The new PHEV also benefits from the Volt program with a new power inverter. The Volt inverter is smaller, lighter and more efficient than the unit originally developed for the two-mode Vue. The battery management system is also common to the ER-EV and will include conditioning of the battery to the optimum temperature range when it is plugged in. Nitz confirms that the PHEV could be driven around at low speeds (below about 30 miles) for over ten miles on battery power alone. However, it is not really designed for that.
As a blended system (like other parallel hybrids) the PHEV, is optimized to discharge the battery when it is most efficient to do so while using the engine when it makes more sense. It will be able to cruise along at about 40 mph with the engine switched off, just like an Escape, but the acceleration and towing capabilities are significantly better. In what is expected to be typical use, the pack should be fully discharged within about 20 miles of driving.

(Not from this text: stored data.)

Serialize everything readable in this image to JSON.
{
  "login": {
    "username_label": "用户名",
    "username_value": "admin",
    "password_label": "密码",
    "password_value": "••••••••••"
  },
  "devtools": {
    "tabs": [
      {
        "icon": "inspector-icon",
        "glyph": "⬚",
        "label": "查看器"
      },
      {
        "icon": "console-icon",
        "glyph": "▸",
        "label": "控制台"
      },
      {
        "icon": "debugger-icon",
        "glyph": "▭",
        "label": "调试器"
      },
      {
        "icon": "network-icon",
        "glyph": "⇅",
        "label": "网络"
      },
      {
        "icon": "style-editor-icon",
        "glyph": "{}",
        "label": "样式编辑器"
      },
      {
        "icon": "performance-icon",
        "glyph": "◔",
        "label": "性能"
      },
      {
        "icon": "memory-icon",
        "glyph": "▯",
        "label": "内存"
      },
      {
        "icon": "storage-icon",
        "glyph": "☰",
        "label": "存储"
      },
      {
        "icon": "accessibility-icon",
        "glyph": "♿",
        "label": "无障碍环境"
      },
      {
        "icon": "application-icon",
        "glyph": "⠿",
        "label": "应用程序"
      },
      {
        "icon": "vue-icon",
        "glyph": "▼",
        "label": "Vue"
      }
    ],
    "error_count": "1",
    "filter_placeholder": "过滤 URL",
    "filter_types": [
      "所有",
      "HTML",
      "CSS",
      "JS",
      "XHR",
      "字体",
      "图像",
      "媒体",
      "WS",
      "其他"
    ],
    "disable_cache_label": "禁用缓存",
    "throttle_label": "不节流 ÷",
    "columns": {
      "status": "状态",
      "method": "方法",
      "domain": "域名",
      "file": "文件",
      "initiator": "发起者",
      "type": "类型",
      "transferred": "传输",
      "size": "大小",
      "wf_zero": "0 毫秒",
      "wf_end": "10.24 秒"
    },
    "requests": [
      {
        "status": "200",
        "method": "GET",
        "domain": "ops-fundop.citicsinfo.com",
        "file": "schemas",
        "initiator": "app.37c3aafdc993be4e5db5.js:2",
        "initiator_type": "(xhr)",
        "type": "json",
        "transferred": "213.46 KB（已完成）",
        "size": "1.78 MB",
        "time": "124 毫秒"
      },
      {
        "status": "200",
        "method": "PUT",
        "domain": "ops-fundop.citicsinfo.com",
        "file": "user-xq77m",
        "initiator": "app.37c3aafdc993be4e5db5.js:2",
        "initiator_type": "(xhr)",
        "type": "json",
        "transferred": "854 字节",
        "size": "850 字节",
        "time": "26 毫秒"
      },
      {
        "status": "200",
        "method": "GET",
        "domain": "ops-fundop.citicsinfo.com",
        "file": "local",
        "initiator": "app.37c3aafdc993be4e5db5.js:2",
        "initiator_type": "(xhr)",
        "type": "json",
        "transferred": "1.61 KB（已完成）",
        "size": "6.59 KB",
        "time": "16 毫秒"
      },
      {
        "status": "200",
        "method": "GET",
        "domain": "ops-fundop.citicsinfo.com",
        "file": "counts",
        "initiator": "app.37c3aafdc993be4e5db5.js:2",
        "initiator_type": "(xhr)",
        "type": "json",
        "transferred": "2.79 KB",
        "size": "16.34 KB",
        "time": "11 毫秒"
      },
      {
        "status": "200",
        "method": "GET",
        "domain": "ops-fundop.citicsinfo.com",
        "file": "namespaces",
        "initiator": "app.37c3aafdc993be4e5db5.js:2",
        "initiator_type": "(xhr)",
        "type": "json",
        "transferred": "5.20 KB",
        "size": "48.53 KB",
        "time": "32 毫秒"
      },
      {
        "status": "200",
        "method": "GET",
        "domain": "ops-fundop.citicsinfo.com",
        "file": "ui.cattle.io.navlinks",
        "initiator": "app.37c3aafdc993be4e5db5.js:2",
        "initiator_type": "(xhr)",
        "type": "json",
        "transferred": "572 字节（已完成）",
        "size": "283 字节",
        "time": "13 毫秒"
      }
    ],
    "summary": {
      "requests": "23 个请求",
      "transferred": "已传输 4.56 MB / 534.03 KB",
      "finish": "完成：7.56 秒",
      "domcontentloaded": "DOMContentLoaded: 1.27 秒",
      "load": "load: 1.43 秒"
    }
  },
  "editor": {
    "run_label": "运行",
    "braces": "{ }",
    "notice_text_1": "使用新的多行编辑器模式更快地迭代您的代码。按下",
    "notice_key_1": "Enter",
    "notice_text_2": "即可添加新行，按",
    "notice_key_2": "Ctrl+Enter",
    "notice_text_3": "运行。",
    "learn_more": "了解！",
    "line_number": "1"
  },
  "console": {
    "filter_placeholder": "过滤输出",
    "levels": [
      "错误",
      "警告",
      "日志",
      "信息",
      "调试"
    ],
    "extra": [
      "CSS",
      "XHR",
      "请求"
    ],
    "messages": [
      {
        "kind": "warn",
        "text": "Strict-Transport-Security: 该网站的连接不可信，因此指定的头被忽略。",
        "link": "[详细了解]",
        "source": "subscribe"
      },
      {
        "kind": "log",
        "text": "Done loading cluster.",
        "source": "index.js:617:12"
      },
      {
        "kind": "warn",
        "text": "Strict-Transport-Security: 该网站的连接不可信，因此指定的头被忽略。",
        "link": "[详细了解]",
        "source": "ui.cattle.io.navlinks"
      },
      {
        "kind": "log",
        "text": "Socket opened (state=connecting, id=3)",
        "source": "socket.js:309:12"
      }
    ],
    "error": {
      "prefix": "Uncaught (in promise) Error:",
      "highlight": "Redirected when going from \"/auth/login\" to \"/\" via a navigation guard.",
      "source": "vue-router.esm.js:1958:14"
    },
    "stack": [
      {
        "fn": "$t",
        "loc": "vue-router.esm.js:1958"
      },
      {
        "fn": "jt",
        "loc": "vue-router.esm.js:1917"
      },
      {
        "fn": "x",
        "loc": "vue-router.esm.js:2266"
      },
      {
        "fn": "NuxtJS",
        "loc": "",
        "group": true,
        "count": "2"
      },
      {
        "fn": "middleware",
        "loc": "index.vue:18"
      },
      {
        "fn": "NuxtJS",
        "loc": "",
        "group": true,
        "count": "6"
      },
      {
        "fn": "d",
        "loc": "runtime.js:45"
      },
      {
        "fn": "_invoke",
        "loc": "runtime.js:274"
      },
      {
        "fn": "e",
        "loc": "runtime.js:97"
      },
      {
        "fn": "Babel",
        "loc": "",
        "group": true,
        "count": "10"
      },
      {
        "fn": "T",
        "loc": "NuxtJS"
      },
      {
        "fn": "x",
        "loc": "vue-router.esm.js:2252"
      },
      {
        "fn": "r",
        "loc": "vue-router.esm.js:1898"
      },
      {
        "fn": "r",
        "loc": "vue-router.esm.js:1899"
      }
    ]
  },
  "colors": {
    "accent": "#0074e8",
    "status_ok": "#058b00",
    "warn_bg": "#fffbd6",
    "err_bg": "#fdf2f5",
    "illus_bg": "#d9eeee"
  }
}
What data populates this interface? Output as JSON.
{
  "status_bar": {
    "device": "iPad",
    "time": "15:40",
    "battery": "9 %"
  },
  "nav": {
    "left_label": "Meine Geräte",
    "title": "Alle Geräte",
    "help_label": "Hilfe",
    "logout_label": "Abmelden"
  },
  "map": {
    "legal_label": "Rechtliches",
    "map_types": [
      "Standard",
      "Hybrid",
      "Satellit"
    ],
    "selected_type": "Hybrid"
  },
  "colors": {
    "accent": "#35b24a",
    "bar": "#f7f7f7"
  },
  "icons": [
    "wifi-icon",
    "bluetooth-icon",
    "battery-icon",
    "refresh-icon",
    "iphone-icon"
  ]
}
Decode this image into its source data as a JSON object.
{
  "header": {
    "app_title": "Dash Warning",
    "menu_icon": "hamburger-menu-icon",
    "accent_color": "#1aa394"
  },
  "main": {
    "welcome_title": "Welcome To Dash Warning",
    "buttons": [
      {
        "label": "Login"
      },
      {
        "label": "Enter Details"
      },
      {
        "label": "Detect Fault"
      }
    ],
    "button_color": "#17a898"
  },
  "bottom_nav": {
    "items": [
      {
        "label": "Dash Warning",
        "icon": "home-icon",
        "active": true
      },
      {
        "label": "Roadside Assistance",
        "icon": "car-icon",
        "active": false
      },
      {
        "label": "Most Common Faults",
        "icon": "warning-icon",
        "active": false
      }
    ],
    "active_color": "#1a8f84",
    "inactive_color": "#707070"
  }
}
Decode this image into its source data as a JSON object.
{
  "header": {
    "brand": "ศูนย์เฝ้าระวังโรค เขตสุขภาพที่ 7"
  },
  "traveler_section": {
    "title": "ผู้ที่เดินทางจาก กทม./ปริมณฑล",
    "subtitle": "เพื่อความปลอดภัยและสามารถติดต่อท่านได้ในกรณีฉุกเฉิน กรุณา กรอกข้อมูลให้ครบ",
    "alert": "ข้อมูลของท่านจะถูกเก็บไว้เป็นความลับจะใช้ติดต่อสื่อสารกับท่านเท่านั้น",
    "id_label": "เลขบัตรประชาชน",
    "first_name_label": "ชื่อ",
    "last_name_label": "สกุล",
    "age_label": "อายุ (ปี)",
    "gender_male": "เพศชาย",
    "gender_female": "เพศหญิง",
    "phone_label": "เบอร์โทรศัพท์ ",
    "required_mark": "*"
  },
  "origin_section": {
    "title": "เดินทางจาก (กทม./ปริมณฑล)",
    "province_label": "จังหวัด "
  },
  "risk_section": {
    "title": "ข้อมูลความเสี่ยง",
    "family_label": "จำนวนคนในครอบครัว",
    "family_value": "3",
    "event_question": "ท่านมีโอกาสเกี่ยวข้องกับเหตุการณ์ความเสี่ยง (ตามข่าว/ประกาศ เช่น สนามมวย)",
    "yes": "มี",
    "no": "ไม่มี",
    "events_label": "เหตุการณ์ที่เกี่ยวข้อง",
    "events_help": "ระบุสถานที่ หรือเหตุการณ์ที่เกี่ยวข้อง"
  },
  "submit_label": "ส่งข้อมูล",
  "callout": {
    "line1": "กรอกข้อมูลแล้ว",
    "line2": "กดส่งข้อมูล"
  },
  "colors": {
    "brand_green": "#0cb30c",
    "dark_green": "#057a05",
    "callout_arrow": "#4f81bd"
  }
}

The powertrain engineers have made significant progress on learning to control the hybrid interactions of the front drive two-mode system since I last sampled it. (disclosure: in my previous life, I worked on the brake control system for the two-mode Vue among many other projects) The transitions between engine on and off are now as seamless as the latest Ford hybrids which are among the best on the road. Driving around the city course I had to glance down at the power flow display to see if the engine was running. Acceleration response was always good and the vehicle never left me waiting.
The Buick will have charge ports under the front fender badges that will replace the fake fender vents used on the Vue. The conventionally-powered Buick will launch later in 2010 with the 2.4-liter four and 3.0-liter V6 direct injected engines. The plug-in hybrid will launch in 2011, about a year before Ford launches its own PHEV and Toyota is expected to start retail sales of the PHEV Prius.